La combinaison entraînement en résistance et apports protéiques suffisants est plus efficace que l'un ou l'autre seul. C'est là-dessus que les données convergent le plus clairement.

À retenir

Après la ménopause, le poids peut rester stable pendant que la composition corporelle se modifie profondément : moins de muscle, plus de graisse viscérale, métabolisme ralenti. Ces changements ont des implications réelles sur l'énergie, la sensibilité à l'insuline et le risque cardiovasculaire.

Protéines suffisantes, alimentation cohérente et entraînement en résistance régulier : ces trois leviers combinés forment la base la mieux documentée pour agir sur la composition corporelle, indépendamment de ce que dit la balance.

Aller plus loin

Le poids est-il stable depuis quelques années alors que la silhouette ou l'énergie ont changé ? Le tour de taille a-t-il augmenté progressivement sans que le poids ne bouge ? L'alimentation apporte-t-elle vraiment assez de protéines, bien réparties sur la journée ?

Ces questions, regardées ensemble, disent souvent plus que le chiffre sur la balance.

Références scientifiques

1. Greendale GA, et al. Changes in body composition and weight during the menopause transition. JCI Insight. 2019.

2. Marlatt KL, et al. Body composition and cardiometabolic health across the menopause transition. 2022.

3. Fenton A, et al. Weight, Shape, and Body Composition Changes at Menopause. Clinical Obstetrics and Gynecology. 2021.

4. Hurtado MD, et al. Weight Gain in Midlife Women. Current Obesity Reports. 2024.

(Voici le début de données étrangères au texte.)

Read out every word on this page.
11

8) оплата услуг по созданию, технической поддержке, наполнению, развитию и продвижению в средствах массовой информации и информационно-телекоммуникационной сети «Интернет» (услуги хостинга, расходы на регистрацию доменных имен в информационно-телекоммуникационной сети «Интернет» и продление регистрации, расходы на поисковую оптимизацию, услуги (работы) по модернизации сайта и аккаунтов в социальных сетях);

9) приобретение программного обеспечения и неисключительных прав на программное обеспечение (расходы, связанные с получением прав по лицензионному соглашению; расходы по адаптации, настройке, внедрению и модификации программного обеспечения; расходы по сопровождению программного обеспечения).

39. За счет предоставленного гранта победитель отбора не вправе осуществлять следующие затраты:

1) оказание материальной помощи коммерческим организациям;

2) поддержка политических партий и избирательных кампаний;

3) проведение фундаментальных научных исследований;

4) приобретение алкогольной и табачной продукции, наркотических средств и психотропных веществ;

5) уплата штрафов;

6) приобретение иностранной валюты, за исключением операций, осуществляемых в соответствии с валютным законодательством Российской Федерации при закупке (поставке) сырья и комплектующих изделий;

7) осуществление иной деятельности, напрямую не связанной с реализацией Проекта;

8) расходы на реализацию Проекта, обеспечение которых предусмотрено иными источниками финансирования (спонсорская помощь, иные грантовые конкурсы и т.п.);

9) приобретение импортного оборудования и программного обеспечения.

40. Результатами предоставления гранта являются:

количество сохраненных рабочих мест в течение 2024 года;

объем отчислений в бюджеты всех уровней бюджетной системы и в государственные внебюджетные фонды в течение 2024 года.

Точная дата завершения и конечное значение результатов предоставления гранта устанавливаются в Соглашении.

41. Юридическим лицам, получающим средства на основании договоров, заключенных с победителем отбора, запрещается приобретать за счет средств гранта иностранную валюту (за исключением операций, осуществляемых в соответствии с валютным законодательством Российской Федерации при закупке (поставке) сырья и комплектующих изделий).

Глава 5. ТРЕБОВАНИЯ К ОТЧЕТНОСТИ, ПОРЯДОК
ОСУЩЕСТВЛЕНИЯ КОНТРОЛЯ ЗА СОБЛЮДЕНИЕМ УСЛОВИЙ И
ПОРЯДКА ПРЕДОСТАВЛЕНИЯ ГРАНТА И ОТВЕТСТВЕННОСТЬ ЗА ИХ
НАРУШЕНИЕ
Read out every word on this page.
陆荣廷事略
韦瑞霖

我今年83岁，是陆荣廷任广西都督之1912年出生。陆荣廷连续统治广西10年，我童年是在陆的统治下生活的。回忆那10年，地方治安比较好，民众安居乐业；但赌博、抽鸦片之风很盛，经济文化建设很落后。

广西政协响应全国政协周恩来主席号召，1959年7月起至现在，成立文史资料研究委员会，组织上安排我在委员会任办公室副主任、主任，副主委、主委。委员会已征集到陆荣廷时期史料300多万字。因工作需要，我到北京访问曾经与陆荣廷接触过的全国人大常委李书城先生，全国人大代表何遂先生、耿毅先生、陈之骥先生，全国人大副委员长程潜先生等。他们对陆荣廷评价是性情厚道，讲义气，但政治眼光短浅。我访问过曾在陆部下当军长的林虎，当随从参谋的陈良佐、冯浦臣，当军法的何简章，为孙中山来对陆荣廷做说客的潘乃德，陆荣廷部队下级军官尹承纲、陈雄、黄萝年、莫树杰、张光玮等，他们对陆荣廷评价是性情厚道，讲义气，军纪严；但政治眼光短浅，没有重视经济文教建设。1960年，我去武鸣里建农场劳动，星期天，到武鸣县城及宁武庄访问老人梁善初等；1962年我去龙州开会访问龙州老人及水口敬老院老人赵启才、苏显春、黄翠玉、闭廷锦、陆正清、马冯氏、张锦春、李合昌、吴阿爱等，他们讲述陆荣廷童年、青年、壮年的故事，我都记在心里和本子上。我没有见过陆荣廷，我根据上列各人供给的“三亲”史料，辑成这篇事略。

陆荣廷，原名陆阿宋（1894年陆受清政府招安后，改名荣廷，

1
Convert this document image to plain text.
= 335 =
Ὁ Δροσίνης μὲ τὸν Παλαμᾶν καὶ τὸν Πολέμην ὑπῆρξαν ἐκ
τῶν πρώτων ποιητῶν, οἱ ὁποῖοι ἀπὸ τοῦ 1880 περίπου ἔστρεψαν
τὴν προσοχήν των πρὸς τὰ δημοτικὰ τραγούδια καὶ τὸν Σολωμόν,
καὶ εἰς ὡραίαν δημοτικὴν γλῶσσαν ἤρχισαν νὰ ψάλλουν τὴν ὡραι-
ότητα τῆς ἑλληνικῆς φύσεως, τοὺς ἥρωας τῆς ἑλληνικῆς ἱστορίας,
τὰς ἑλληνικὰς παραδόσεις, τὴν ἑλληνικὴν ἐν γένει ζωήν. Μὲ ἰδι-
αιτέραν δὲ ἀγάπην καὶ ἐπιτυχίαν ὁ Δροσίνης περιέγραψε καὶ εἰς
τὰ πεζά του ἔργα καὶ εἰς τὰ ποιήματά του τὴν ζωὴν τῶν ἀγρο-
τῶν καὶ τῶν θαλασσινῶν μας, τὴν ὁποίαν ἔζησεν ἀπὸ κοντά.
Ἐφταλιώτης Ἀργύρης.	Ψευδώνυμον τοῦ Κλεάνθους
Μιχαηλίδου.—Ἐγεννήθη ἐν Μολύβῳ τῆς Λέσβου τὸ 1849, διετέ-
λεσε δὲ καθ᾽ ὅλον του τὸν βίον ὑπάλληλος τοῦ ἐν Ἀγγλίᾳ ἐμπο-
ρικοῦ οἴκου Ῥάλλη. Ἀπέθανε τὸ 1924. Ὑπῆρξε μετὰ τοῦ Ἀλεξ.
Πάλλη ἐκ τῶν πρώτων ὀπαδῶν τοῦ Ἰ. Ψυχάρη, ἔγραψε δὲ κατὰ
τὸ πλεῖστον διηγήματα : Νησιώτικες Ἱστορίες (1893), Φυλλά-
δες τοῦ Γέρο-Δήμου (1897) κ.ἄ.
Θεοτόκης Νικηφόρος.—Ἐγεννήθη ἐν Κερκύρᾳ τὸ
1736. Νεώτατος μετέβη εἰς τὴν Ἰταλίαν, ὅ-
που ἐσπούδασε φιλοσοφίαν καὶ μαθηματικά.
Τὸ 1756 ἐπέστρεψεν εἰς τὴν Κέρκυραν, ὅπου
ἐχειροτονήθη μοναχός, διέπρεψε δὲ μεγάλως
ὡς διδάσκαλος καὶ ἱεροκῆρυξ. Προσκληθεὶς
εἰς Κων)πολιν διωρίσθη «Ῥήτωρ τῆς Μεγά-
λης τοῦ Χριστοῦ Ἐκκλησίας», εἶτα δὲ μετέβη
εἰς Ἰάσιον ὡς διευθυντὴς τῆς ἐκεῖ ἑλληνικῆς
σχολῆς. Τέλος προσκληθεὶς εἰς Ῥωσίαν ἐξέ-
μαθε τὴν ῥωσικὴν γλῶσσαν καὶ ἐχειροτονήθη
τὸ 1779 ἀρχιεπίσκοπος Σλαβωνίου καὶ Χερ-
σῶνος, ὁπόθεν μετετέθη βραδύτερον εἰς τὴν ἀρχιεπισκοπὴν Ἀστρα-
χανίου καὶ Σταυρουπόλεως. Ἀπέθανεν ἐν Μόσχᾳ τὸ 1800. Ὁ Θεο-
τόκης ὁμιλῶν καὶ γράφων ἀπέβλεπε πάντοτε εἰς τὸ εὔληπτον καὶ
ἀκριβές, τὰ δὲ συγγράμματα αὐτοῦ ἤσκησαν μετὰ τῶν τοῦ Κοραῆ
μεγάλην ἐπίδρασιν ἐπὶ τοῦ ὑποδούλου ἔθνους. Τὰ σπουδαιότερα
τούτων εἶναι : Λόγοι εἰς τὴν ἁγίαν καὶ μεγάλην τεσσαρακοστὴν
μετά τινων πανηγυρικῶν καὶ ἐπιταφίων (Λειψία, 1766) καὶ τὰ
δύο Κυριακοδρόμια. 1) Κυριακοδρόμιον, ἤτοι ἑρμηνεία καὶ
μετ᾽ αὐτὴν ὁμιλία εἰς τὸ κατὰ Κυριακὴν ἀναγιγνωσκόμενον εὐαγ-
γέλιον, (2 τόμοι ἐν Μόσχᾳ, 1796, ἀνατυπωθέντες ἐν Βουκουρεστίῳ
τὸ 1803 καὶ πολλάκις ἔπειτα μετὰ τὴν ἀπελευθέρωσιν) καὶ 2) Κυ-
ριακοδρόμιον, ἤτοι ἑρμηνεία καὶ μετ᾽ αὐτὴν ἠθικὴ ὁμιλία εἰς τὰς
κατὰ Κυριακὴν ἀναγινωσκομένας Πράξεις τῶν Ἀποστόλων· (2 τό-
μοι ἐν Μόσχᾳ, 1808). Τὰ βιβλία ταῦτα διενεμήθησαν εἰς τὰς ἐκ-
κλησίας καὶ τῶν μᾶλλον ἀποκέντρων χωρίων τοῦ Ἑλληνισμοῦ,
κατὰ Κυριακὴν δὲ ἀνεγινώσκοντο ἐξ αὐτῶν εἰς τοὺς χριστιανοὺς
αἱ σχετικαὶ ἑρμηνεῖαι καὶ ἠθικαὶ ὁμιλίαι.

5. Fragala MS, et al. Resistance Training for Older Adults: Position Statement From the National Strength and Conditioning Association. J Strength Cond Res. 2019.

6. Leidy HJ, et al. The role of protein in weight loss and maintenance. Am J Clin Nutr. 2015.

7. Després JP. Visceral obesity and cardiovascular disease. Heart. 2009.

8. Alberti KG, et al. Harmonizing the Metabolic Syndrome. Circulation. 2009.

9. Khalafi M, et al. The effects of exercise training on body composition in postmenopausal women: a systematic review and meta-analysis. 2023.

10. NHS. Body mass index and waist circumference. Healthy weight guidance.